1. Practice design thinking in product development

When starting a new venture, the normal human tendency is to begin with tactical work. “What first?” is frequently the first issue entrepreneurs attempt to address, before delving into “Why is what we’re doing important?” Design thinking is a framework for ideation that institutions like Stanford teach and executives at IBM. At its most fundamental level, design thinking fosters the development of practical creativity. It entails four processes when launching a business, developing a product, or implementing a new strategy:

  1. Determine what people truly require.
  2. Push past obvious solutions in search of game-changing innovations.
  3. Create rudimentary prototypes to iterate on ideas.
  4. Create a compelling human tale to motivate people to action.

Experts at iot-now.com use design thinking to find a need that justifies an IoT solution, rather than expecting their product will generate one.

2. Scaling an IoT company is not the same as scaling any other company

A theory exists called the “scaling fallacy” that applies to IoT companies. A scaling fallacy occurs when someone assumes that simply because something works at one scale, it would operate equally well at any size. People presume that if a little ant can lift 50 times its own body weight, a human-sized ant can do the same. This is simply not true. Similarly, an IoT company’s engineering for prototype versus engineering for scalability is quite different.

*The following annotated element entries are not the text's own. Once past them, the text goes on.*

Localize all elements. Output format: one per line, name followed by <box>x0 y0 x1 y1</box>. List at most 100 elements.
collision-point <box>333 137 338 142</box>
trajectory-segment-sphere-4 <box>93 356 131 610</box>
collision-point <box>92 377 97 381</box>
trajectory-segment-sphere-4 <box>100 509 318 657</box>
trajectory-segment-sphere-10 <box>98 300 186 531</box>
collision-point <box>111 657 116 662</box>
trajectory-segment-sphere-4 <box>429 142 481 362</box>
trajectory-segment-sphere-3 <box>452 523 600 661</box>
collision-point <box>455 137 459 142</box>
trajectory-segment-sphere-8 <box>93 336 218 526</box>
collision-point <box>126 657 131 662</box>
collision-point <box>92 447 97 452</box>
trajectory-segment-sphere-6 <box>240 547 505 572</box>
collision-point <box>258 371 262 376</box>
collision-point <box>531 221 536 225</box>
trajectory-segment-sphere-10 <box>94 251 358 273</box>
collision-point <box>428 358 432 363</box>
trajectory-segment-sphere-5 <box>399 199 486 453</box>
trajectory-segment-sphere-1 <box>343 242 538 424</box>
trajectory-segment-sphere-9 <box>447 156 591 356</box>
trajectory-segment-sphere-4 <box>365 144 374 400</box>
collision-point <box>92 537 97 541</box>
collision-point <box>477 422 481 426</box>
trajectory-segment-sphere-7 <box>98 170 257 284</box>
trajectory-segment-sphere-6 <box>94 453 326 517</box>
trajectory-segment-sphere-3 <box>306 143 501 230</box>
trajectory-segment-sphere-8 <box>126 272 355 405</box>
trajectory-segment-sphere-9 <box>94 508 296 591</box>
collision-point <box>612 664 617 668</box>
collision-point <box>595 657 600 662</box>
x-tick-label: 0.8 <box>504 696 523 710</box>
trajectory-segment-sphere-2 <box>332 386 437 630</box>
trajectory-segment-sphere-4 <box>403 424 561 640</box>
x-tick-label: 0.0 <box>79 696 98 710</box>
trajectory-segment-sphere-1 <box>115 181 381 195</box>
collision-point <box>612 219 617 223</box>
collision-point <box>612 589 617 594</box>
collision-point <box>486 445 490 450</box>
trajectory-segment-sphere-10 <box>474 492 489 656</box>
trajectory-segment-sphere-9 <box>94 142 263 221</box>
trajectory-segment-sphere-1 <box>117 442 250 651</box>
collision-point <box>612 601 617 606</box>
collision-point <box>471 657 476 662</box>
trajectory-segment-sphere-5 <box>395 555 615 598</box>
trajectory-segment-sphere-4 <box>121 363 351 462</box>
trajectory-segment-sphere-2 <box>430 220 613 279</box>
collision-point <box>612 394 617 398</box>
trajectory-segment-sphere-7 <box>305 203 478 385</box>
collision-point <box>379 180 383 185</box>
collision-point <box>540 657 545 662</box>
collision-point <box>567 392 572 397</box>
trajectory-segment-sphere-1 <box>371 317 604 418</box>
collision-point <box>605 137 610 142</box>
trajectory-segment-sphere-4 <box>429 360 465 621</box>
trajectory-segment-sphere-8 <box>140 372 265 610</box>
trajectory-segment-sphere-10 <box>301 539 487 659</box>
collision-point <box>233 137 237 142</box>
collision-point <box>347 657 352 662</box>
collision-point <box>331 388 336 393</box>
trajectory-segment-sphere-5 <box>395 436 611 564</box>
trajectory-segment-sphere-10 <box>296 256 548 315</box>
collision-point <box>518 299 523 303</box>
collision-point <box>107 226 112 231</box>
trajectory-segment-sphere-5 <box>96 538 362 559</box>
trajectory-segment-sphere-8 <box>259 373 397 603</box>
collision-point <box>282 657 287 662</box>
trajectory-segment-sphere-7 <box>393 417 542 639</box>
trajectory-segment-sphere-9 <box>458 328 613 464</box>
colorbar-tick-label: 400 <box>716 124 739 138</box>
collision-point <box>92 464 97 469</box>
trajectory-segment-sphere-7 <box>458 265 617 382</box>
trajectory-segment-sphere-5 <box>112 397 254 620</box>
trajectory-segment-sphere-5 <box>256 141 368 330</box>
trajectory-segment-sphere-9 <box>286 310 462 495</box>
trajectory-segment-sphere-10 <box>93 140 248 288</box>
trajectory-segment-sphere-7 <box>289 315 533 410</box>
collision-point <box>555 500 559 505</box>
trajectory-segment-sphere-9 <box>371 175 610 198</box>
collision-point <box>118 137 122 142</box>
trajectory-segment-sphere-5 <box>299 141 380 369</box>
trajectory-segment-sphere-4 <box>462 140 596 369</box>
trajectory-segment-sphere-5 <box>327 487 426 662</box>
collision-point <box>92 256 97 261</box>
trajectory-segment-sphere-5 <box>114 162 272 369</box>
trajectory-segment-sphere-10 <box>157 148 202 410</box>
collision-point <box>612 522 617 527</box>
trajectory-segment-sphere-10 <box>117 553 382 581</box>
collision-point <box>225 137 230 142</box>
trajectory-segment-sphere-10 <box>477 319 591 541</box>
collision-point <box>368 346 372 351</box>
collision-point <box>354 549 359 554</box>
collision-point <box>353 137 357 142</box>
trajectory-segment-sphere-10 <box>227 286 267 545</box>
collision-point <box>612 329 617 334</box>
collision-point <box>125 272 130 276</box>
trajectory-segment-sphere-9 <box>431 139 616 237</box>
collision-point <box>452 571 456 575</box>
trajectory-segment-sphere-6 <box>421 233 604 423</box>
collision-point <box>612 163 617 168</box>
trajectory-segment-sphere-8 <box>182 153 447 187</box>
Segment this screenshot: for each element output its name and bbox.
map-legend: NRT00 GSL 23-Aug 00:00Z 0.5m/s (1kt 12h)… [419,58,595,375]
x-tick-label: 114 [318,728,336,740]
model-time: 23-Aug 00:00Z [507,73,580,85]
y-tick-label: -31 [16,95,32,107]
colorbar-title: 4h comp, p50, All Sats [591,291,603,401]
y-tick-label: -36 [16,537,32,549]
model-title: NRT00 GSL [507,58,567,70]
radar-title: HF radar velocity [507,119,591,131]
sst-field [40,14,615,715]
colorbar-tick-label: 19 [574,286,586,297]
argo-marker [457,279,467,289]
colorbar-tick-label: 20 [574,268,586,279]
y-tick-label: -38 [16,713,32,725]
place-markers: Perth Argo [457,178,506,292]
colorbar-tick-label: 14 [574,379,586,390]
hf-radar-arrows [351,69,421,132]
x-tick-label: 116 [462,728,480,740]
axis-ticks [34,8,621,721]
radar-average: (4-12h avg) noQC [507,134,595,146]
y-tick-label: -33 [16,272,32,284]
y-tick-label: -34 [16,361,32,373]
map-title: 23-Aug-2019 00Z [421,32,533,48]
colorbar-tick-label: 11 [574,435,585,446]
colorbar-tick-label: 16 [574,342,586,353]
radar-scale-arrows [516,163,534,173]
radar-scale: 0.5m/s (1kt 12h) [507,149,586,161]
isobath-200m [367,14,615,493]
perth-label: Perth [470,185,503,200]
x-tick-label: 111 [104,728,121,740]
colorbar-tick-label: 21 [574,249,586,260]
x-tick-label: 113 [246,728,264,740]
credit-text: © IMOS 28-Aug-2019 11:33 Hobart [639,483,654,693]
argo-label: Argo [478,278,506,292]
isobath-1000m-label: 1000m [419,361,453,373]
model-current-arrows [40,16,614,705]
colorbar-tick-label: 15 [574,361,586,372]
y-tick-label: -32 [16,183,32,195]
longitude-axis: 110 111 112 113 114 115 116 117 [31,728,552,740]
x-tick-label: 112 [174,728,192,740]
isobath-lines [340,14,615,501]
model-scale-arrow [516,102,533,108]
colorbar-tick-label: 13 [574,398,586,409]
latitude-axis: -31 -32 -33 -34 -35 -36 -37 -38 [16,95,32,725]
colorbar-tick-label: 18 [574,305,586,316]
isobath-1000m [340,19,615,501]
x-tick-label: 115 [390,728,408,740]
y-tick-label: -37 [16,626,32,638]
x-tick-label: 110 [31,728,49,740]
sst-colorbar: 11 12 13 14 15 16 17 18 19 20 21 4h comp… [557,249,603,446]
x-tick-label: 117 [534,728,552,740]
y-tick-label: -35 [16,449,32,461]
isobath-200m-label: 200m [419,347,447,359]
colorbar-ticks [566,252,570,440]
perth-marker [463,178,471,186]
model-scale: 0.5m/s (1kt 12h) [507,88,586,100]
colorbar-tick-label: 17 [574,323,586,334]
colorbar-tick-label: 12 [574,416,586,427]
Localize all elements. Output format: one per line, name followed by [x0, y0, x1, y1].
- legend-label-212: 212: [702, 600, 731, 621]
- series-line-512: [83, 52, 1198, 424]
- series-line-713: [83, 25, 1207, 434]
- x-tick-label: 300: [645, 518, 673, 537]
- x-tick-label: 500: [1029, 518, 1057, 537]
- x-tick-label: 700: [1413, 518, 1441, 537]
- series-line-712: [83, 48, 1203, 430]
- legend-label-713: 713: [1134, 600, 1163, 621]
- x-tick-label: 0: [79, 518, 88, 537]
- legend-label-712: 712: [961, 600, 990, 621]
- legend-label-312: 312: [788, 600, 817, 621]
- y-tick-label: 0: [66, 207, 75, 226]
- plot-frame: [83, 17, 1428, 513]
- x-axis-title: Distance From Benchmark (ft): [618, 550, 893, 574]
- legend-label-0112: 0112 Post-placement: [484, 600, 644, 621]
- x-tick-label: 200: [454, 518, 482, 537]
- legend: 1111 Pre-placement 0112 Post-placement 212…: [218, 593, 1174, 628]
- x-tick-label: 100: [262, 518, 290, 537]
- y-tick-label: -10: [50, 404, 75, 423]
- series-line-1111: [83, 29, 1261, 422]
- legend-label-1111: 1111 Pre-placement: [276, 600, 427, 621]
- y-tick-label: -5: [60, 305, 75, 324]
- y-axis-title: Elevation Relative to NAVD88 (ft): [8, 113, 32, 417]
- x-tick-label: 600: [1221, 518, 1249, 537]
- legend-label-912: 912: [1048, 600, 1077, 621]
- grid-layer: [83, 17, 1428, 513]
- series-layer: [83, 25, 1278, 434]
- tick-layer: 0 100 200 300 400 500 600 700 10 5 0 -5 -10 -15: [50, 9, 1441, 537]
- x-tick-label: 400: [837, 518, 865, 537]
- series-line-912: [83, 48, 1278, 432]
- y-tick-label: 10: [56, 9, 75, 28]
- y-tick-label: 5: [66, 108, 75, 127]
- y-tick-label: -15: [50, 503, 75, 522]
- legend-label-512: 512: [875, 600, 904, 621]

3. It’s all about security, security, security

A Gemalto IoT security report revealed that only 33% of respondents to the survey believed they had complete control over the data collected by their IoT equipment. Protecting data gathered from a connected device poses a unique set of challenges compared to installing antivirus software on a computer. Security on the Internet of Things is fundamentally more challenging, which is why many “put it off” until it is too late. Stanford computer science professor Philip Levis established that the urgency to build a product that is fundamentally difficult to develop causes IoT security procrastination. Because each linked device offers a new “door” that a hacker could break down, the threat only grows as the number of connected devices grows. As a result, security must be a top focus from the start — even in the early stages of development. Following that, IoT startups should quickly invite experts to comment on security flaws. Procrastinating on security could cost you a lot of money.

To say the least, becoming an entrepreneur in an emerging industry is dangerous. The possible problems you’ll face along the journey are unrivaled, with the majority of them still to be discovered. But, with the total number of IoT connections expected to grow from 6 billion in 2015 to 27 billion in 2025, it’s a market opportunity too compelling for entrepreneurs to ignore.